Orphan Drug Designation granted to Neem Biotech’s lead drug candidate for the treatment of Pseudomonas aeruginosa lung infections in CF patients
Neem Biotech’s lead candidate NX-AS-401 has recently received Orphan Drug Designation from the United States FDA for treatment of Pseudomonas aeruginosa infections in patients with cystic fibrosis. This is a significant boost for the ongoing development of Neem’s flagship candidate drug substance. The outcome of an application for Orphan Drug Designation from the European Medicine Agency for this candidate is pending.
Taken together, obtaining Orphan Drug Designation status across both of these territories will mean potential access for a large proportion of the world’s cystic fibrosis patients to a novel approach to managing a common respiratory complication in cystic fibrosis.
Neem’s candidate is an alternative to conventional antibiotics and is compatible for use as a co-treatment with antibiotics that are currently used extensively to treat Pseudomonal lung infections in cystic fibrosis. NX-AS-401 works as an antimicrobial resistance breaker in Pseudomonas aeruginosa-caused chronic lung infection by virtue of its Quorum Sensing Inhibition capabilities and by disrupting enzyme function.
Neem is working in partnership with the German Mukoviszidose Institut, a subsidiary of the German Cystic Fibrosis Association. This partnership is aimed at developing and trialing a novel and effective alternative intervention to current standard treatment protocols. In particular, this intervention under development aims to reduce the number of Pseudomonas aeruginosa exacerbations suffered by patients with cystic fibrosis and hence to enhance the quality of life for these patients and their families. The fundamental research which led to this development was performed under the guidance of Prof Michael Givskov and was funded by the Mukoviszidose Institut as part of their support for research into the development of treatment options for patients with cystic fibrosis.

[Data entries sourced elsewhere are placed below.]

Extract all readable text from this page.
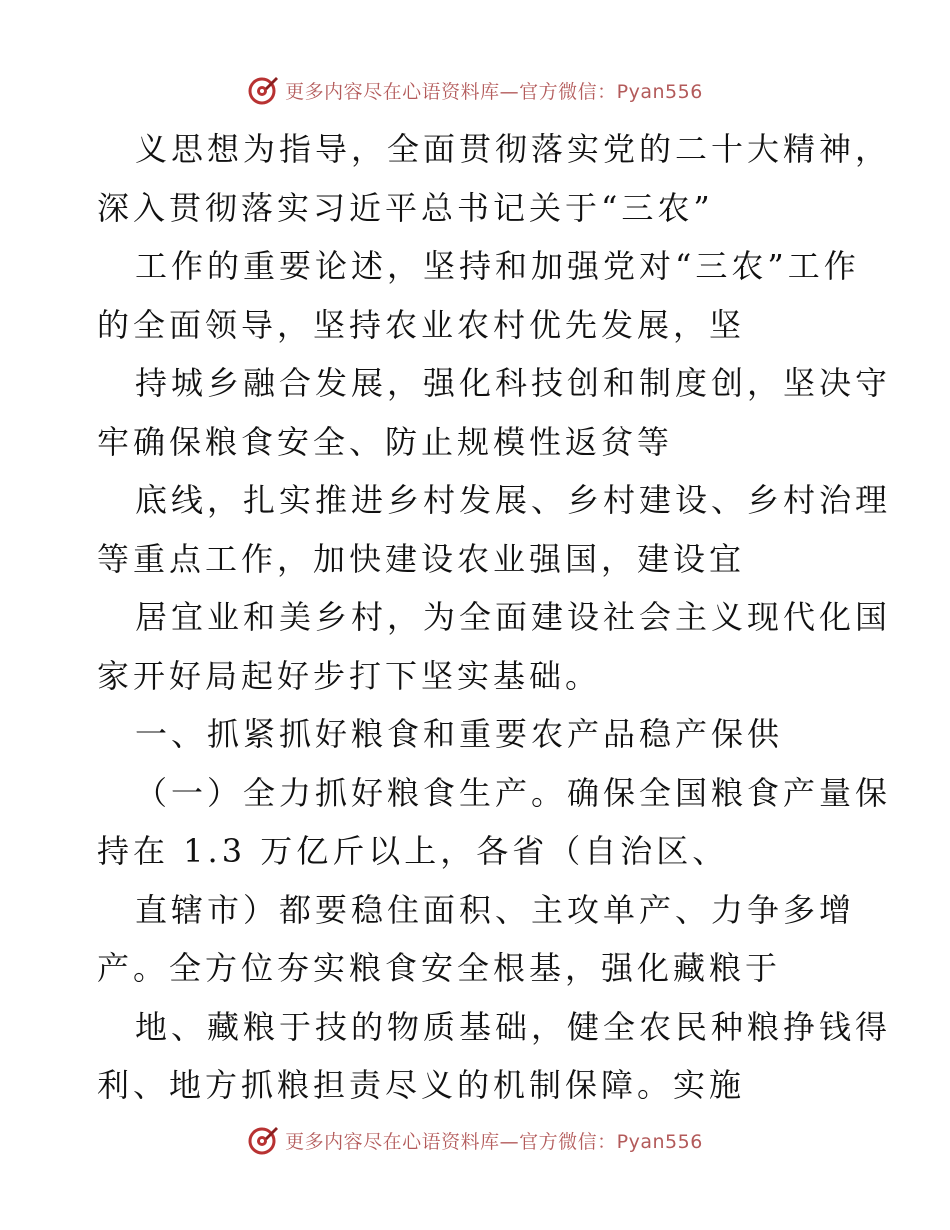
更多内容尽在心语资料库—官方微信：Pyan556
义思想为指导，全面贯彻落实党的二十大精神，
深入贯彻落实习近平总书记关于“三农”
工作的重要论述，坚持和加强党对“三农”工作
的全面领导，坚持农业农村优先发展，坚
持城乡融合发展，强化科技创和制度创，坚决守
牢确保粮食安全、防止规模性返贫等
底线，扎实推进乡村发展、乡村建设、乡村治理
等重点工作，加快建设农业强国，建设宜
居宜业和美乡村，为全面建设社会主义现代化国
家开好局起好步打下坚实基础。
一、抓紧抓好粮食和重要农产品稳产保供
（一）全力抓好粮食生产。确保全国粮食产量保
持在 1.3 万亿斤以上，各省（自治区、
直辖市）都要稳住面积、主攻单产、力争多增
产。全方位夯实粮食安全根基，强化藏粮于
地、藏粮于技的物质基础，健全农民种粮挣钱得
利、地方抓粮担责尽义的机制保障。实施
更多内容尽在心语资料库—官方微信：Pyan556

The FDA assigns Orphan Drug Designation to products that demonstrate promise as effective and safe agents for diagnosis and/ or treatment of rare diseases or conditions. It does this as a means of encouraging clinical development and marketing of safe and effective treatment, diagnosis or prevention measures for rare diseases and conditions that would otherwise not be financially feasible within existing large pharmaceutical drug development frameworks.
Criteria for classification as a rare disease is based on numbers of affected patients and varies across territories. Diseases or conditions where there are fewer than 50 000 people affected in the United Kingdom, fewer than 5 in 10 000 people affected in Europe and fewer than 200 000 people with the diagnosis in the USA are eligible for rare disease status.
Cystic fibrosis meets these criteria across all regions. It is a rare and life limiting progressive genetic disease. The number of patients with cystic fibrosis affected in Europe approximates 36 000, with estimates ranging from 1 in 8000 to 1 in 10 000 individuals. There are 33 000 patients with cystic fibrosis in the USA.
Cystic fibrosis is caused by a genetic defect in the Cystic Fibrosis Transmembrane Conductance Regulator (CFTR) gene. This gene controls the movement of salt and water into and out of cells, resulting in a buildup of mucous in the lungs, digestive system and other endocrine systems. In turn, this manifests as difficulty breathing and increased susceptibility to respiratory infections and other digestive difficulties. The chronic lung infection that is caused by the multidrug resistant Pseudomonas aeruginosa bacteria is the largest cause of death in patients with cystic fibrosis.
A first–in-man clinical trial is envisaged to start in early 2017 to evaluate the efficacy of NX-AS-401 as a co-treatment with existing antibiotics used against Pseudomonas aeruginosa-caused chronic lung infections in adult cystic fibrosis patients.